O esforço do jornal carioca "O Globo" em promover o governo Collor é sensibilizador. Ele trouxe informações em sua capa, na quarta-feira, dando contra de que a "Inflação em cruzeiros pela Fipe foi de 0,72%". Mas título e texto esquecem o fundamental. "O Globo" omite em sua primeira página que o dado se refere apenas ao "município" de São Paulo. Dava a impressão de referir-se a todo o país.

  • O leitor Lázaro Curvêlo chaves, de Niterói (RJ), escreveu pedindo para a Folha criar um "espaço novo, diário ou semanal" para o debate entre leitores, no mesmo estilo da seção Tendências/Debates. Sua carta foi analisada pela direção do jornal. Ela esclarece que "por enquanto, o espaço reservado aos leitores é o Painel do Leitor". Isto foi escrito em carta ao leitor. Ele escreveu de volta sugerindo que eu publicasse sua solicitação e a resposta. Está feito.
  • Nove leitores ligaram para contentar os critérios utilizados pela Ilustrada na elaboração dos quadros publicados na sua capa de sexta-feira. Ali se listavam os artistas que "já vieram ao Brasil", "não deveriam ter vindo" e "não precisam vir". As idéia da brincadeira não é ruim mas a maneira como foi realizada é de um amadorismo pueril. Ali se diz, por exemplo, que Madonna "poderia vir" e cantora australiana Kylie Minogue "não precisa vir". Podia ser o contrário nesse vale tudo.

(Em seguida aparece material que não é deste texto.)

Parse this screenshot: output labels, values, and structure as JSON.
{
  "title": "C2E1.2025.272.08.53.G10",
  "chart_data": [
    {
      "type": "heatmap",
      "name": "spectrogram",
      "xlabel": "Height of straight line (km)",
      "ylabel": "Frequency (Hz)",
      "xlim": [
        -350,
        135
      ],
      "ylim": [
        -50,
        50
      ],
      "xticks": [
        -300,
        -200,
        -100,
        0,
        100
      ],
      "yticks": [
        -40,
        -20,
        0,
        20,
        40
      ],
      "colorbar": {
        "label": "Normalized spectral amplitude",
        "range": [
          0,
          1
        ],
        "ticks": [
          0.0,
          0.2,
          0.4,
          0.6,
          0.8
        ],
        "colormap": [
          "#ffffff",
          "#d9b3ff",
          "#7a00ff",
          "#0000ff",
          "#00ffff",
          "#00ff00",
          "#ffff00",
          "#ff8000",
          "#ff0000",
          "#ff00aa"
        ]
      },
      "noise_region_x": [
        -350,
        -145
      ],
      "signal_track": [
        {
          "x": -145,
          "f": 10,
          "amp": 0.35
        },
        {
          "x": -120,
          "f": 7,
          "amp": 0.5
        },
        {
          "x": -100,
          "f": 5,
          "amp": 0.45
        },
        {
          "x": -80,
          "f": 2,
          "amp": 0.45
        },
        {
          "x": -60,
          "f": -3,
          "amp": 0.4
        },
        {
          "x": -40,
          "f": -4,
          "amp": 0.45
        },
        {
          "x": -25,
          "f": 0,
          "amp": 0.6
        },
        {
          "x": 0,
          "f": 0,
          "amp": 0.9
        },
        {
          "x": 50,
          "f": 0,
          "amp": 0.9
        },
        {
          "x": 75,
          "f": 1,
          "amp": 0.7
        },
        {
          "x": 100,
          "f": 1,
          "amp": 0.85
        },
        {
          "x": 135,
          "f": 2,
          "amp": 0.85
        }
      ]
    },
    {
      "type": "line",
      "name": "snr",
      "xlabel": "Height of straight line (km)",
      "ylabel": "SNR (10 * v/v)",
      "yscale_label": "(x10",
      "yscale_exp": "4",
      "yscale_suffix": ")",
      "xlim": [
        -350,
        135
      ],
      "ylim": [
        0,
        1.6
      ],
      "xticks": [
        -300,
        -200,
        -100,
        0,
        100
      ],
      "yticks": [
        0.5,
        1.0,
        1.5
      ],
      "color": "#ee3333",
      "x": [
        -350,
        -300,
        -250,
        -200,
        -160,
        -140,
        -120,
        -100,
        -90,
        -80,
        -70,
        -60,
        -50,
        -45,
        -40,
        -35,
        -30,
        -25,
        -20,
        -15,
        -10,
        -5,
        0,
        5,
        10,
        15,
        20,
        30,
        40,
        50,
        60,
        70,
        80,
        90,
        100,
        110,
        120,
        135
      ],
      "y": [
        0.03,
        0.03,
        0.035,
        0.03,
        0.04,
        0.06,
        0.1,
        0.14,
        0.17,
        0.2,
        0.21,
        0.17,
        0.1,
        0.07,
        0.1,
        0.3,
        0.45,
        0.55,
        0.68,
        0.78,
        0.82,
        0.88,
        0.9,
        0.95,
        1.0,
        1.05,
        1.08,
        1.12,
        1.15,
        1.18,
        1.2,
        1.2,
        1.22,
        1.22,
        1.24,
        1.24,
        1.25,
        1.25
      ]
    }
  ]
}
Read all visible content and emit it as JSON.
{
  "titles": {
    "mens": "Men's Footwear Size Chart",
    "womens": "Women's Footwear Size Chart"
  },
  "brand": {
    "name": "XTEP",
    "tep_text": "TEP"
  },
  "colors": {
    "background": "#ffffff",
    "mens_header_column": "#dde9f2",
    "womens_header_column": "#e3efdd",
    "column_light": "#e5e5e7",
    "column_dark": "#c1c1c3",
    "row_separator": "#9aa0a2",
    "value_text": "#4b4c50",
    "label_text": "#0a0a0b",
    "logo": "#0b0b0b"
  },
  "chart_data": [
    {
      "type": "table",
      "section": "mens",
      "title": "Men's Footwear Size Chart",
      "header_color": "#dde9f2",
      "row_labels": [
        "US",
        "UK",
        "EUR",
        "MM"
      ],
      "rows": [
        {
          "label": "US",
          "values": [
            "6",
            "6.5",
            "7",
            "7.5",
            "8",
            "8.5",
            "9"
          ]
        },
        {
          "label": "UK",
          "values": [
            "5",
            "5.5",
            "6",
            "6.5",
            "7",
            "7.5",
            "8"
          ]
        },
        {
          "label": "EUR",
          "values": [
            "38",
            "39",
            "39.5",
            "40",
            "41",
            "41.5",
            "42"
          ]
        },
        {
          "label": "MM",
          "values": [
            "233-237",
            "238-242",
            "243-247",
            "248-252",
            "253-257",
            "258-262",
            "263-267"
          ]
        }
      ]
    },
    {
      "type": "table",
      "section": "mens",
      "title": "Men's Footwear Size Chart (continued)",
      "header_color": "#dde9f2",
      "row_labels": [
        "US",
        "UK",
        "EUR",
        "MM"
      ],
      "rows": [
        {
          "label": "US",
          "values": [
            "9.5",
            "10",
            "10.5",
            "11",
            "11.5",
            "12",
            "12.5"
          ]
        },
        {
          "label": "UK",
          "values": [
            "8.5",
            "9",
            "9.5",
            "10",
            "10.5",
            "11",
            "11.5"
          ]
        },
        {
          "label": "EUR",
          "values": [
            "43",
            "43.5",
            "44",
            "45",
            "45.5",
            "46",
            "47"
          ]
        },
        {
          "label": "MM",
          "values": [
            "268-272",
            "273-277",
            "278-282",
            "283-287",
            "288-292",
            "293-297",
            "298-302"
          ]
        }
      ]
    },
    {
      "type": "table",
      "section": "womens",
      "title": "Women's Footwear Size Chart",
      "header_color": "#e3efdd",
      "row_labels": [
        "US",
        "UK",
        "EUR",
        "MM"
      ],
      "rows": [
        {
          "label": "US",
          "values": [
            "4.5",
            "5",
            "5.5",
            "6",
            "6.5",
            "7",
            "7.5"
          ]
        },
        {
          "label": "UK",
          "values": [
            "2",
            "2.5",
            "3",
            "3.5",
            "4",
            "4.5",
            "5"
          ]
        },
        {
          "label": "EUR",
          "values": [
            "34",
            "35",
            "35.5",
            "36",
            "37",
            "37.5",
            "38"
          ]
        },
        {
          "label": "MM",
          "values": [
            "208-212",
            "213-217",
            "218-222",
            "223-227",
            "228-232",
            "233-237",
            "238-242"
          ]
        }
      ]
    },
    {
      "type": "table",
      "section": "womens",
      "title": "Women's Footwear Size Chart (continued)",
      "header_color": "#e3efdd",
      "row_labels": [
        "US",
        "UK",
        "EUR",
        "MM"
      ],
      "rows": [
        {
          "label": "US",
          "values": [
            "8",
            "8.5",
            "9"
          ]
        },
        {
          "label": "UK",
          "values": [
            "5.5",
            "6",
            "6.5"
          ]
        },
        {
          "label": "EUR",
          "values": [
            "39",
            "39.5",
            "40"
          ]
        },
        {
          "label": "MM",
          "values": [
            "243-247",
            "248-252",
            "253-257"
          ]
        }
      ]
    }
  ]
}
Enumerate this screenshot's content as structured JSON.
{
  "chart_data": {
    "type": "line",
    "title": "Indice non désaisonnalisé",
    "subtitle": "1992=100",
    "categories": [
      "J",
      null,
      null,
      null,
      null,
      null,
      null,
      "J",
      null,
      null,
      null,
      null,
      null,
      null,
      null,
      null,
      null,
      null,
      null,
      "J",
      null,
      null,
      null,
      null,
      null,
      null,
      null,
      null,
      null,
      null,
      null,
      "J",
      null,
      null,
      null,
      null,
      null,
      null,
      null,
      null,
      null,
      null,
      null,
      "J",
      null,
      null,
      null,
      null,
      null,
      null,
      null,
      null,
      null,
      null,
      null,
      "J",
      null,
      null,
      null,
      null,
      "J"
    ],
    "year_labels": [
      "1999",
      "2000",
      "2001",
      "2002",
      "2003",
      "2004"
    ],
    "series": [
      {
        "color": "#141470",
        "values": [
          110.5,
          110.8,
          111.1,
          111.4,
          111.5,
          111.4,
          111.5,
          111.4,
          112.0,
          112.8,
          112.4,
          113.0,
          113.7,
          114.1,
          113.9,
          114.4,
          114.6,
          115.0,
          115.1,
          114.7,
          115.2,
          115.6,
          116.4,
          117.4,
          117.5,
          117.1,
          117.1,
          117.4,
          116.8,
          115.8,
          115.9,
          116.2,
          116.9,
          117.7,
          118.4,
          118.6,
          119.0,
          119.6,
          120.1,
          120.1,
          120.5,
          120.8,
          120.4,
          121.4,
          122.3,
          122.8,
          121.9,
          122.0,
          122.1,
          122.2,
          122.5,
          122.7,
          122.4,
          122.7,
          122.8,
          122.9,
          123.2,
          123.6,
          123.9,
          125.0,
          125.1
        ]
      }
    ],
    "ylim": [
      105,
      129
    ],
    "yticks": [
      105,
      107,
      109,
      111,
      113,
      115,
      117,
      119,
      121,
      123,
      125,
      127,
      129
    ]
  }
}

  • O que mais incomodou os leitores que ligaram no entanto, foi a falta de método, de uma lógica na escolha dos nomes. O jornal precisava ter dado alguma razão para a inclusão de um ou outro nome nessa ou naquela lista, se é que queria criar polêmica inteligente. Acabou provocando uma irritação desnecessária. "Não estão listados outros quarenta artistas que já vieram", disse o leitor carioca Vitório Giovanni. Ele se referia a Frank Sinatra e Alberta Hunter (mencionada em outra reportagem da mesma Ilustrada), por exemplo, que já estiveram no Brasil e fora esquecidos pelo quadro. Ele acrescenta: "Não sei de quem é a responsabilidade e até meio fascista, não é gentil, há gosto para tudo".
  • O presidente Collor continua esbanjando competência na administração de seu marketing pessoal. Esta Folha, depois de dedicar quase a metade superior de sua capa, na segunda-feira, para uma péssima foto do presidente a bordo de F5-B, decidiu registrar sem muito destaque sua incursão a um supermercado em Brasília, na quarta-feira. Corrigiu o exagero com carência. Deu um texto muito resumido sobre a visita do presidente ao Carrefour. O leitor da Folha não soube por exemplo que ele mandou recolher as batatas estragadas, pediu autuação do supermercado por causa disso e pechinchou na compra de fósforos. Não é omitindo informações, perdendo oportunidades de contar boas histórias e publicando resumos mal feitos que se vai ser mais ou menos crítico em relação aos gestos publicitários de Collor.